Evet katiyetle. Pippa’nın öldürülüşü olayın meydana geldiği yerle alakalı değil. Berbatlığın; meskeni, vatanı yoktur maalesef, dünyanın her yerinde olabilir.

Simone Manetti

ANLATMAK VE ANMAK

– Belgeseliniz bayan cinayetleri hakkında ne söylüyor bize?


Bu belgesel aslında bir vefattan yola çıkarak ömrü anlatıyor. Bir hanımın ve süper bir sanatkarın öyküsü bu. Belgeselin emeli, onun vefata giden yolda başından geçenleri anlatmak. Anlatmak ve bir manada da onu anmak.

– Pippa Bacca’nın katilinin çektiği imajları sinemaya koymanız epeyce yavuz bir karar olmuş, bundan biraz bahseder misiniz?

Bu hususta fazlaca ikilemde kaldım. daha sonra Pippa’nın kız kardeşlerinden biri bana “Paradoks üzere tahminen lakin Pippa olsa bu manzaralara bayılırdı, tam da onun istediği şeydi bu; evliliğin, birlikteliğin verdiği memnunluk var bu manzaralarda, kendisi bile çekmiş olabilirdi bunları” dedi. Onun bu kelamları üzerine imgeleri kullanmaya ikna oldum ve özündeki memnunluğu ortaya çıkarmaya çalıştım. Mukadderatın ironik bir cilvesi, kötücül ve ölümcül bir latife adeta ancak bu imajlarda yer alan evli çiftin memnunluğunu ve bilinçdışı özünü aradık aslında biz burada.

TRAJİK BİR TEYİT OLDU

– Pippa Bacca bir ileti vermek için yola çıktı ancak sonunda bildiri apayrı bir şeye dönüştü. Neydi sizce buradaki kesin iletisi Pippa Bacca’nın?


Bence olanlar son kertede, ironik bir biçimde, Pippa’nın iletmek istediği sanatsal jestin ehemmiyetini ve mutlak gerekliliğini bir kere daha vurgulamış oldu. Beyaz güvercin öldürüldü. Pippa’nın inandığı bedeller için savaşmak gerektiğinin trajik bir teyidi oldu bu cinayet.

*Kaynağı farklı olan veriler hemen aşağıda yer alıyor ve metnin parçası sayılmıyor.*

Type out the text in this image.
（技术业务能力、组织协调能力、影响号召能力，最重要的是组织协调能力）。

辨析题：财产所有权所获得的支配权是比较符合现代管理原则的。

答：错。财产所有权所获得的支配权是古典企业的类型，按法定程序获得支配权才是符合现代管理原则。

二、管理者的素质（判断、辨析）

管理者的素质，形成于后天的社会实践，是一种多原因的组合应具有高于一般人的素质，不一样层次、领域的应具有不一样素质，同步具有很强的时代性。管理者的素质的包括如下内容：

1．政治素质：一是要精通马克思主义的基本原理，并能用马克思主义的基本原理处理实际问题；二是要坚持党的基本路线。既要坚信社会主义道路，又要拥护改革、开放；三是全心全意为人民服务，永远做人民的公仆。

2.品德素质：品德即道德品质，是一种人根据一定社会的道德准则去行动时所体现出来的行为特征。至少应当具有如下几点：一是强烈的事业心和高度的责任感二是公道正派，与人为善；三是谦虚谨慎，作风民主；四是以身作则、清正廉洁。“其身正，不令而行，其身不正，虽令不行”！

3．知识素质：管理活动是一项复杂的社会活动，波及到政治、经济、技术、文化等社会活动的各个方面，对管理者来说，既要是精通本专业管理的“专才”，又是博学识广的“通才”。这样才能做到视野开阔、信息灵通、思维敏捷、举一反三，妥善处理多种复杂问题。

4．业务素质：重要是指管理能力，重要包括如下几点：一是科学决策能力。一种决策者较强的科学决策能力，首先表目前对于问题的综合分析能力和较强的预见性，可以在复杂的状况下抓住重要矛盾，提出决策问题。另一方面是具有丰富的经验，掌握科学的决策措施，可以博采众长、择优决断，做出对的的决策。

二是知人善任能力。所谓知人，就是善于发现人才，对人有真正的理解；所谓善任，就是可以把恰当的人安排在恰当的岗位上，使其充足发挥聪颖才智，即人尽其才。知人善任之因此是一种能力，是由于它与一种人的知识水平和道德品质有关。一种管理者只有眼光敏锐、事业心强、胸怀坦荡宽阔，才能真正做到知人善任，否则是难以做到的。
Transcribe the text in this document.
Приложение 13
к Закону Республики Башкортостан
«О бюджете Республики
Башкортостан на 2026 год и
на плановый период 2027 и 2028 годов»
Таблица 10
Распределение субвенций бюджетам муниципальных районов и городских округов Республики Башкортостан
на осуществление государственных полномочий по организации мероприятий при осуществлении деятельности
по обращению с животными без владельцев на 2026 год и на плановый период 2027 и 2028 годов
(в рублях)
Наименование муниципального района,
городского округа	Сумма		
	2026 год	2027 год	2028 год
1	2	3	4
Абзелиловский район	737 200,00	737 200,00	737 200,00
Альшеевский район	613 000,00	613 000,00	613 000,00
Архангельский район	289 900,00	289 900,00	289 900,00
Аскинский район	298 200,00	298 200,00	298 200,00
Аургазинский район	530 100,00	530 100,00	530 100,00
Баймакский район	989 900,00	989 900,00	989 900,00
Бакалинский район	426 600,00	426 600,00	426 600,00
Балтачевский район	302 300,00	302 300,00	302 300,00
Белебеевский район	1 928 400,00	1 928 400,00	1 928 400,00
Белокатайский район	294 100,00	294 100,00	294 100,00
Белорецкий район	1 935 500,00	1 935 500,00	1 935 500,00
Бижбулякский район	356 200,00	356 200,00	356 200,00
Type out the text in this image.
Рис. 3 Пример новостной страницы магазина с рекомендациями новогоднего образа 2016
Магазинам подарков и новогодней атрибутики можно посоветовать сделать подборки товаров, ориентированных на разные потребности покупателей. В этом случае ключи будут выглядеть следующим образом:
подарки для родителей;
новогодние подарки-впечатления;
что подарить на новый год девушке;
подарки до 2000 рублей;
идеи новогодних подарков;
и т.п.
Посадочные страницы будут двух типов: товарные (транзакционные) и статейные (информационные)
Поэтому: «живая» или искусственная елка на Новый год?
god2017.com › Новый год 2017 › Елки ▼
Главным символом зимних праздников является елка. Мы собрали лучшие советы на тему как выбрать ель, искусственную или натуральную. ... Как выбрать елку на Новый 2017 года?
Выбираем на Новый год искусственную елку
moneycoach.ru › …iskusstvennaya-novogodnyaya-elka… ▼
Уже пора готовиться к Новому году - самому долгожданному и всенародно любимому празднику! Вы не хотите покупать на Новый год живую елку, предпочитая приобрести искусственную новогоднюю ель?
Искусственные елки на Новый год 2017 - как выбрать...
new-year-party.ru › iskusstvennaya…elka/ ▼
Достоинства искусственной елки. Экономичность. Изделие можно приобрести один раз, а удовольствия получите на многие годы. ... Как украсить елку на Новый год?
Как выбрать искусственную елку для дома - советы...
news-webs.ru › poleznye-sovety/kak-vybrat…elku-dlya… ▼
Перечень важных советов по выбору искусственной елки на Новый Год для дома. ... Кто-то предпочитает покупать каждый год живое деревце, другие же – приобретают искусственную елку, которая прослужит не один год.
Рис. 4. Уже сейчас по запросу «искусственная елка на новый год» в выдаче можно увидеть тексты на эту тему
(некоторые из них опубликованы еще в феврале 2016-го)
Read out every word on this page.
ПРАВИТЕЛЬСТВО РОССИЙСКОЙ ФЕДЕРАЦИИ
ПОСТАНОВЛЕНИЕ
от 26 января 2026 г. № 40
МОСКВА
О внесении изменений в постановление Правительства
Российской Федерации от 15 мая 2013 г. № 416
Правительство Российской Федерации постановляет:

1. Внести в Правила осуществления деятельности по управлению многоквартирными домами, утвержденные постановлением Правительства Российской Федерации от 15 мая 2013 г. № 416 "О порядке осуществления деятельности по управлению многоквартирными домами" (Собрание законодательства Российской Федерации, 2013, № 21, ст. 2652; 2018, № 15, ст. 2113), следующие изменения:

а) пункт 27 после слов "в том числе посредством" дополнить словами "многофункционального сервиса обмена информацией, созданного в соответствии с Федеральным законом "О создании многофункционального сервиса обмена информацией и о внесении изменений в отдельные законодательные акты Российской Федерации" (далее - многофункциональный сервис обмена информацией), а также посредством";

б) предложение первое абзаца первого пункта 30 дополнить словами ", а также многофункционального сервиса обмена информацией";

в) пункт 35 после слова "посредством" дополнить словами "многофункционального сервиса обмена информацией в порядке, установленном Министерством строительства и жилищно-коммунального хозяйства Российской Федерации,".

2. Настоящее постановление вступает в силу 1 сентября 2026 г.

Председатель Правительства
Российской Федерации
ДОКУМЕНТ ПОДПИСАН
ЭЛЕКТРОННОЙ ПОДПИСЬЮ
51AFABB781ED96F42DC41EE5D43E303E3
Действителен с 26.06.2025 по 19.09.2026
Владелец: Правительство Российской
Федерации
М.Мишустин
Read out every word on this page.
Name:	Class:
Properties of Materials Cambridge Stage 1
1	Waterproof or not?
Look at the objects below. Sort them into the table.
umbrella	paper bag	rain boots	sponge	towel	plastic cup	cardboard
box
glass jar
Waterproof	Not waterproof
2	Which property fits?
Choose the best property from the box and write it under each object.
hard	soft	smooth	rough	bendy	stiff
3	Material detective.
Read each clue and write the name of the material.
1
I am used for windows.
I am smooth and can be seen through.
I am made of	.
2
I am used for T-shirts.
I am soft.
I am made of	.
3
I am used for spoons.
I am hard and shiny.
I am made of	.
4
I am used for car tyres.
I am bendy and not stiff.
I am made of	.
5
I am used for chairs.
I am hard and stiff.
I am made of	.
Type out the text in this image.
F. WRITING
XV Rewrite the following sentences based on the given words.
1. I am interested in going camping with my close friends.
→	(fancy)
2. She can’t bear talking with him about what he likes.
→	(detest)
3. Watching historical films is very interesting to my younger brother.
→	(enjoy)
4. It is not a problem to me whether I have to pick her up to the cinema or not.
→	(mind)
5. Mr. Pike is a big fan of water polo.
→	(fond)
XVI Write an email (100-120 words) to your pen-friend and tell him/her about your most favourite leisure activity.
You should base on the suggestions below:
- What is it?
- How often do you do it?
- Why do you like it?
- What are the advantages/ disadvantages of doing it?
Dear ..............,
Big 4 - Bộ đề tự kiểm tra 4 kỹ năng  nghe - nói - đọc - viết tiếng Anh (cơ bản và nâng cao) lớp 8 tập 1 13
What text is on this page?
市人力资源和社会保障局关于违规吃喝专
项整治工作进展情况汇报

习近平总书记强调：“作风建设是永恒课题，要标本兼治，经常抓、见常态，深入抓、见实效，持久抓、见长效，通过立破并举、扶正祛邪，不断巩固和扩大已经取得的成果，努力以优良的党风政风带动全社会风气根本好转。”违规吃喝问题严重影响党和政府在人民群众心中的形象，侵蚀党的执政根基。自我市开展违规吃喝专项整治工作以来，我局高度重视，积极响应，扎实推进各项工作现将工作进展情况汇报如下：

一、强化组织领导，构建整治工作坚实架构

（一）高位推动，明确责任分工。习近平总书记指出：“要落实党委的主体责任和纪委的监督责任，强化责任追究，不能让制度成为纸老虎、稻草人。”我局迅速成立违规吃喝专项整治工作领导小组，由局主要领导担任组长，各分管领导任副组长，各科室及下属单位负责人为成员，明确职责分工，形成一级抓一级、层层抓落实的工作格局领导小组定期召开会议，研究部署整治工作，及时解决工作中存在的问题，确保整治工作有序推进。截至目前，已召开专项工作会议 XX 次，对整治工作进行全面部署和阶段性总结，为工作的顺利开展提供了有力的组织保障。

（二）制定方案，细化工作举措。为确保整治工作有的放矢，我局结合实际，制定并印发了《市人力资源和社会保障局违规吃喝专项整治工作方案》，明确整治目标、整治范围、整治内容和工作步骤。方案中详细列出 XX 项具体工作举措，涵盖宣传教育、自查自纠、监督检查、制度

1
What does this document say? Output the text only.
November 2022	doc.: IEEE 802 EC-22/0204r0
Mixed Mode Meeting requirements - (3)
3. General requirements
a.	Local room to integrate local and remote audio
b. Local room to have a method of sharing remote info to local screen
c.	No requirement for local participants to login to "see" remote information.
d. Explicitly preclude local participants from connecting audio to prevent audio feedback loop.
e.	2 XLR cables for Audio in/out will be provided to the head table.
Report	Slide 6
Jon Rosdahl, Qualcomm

– Ailesi ve arkadaşları onun kaybıyla nasıl baş ediyorlar?

Bunu söylemek benim için imkânsız. İnsanların bu biçimdesi büyük kayıplar karşısındaki yansıları ve yaşadıkları acılar evvelde kestirilemez. Ve açıkçası bu biçimdesi bir öyküyü pornografiye kaçmadan anlatabilmek için uzaklığımı müdafaam gerektiğine inanıyorum.

– Sizce katil hak ettiği cezayı aldı mı?

Bu bahiste da bir kararda bulunmam gerçek olmaz. Benim işim kıssanın kendisi ve diğerlerinin çektiği gerçek acılar varken neyin gerçek neyin yanlış olduğu konusunda konuşmayı küstahça buluyorum.

“GÖRMEZDEN GELİNEMEZDİ”

– Bu belgeseli çekmeye sizi iten neydi?


İnsanlar ve kıssalar lakin birileri onları anlatırsa nitekim var olabilirler. Bence bu öykü de Pippa Bacca’nın öyküsü yani, görmezden gelinemeyecek ölçüde kıymetliydi. Var olması mecburiydi ve anlatmam gerektiğini düşündüm.

Okumaya devam et...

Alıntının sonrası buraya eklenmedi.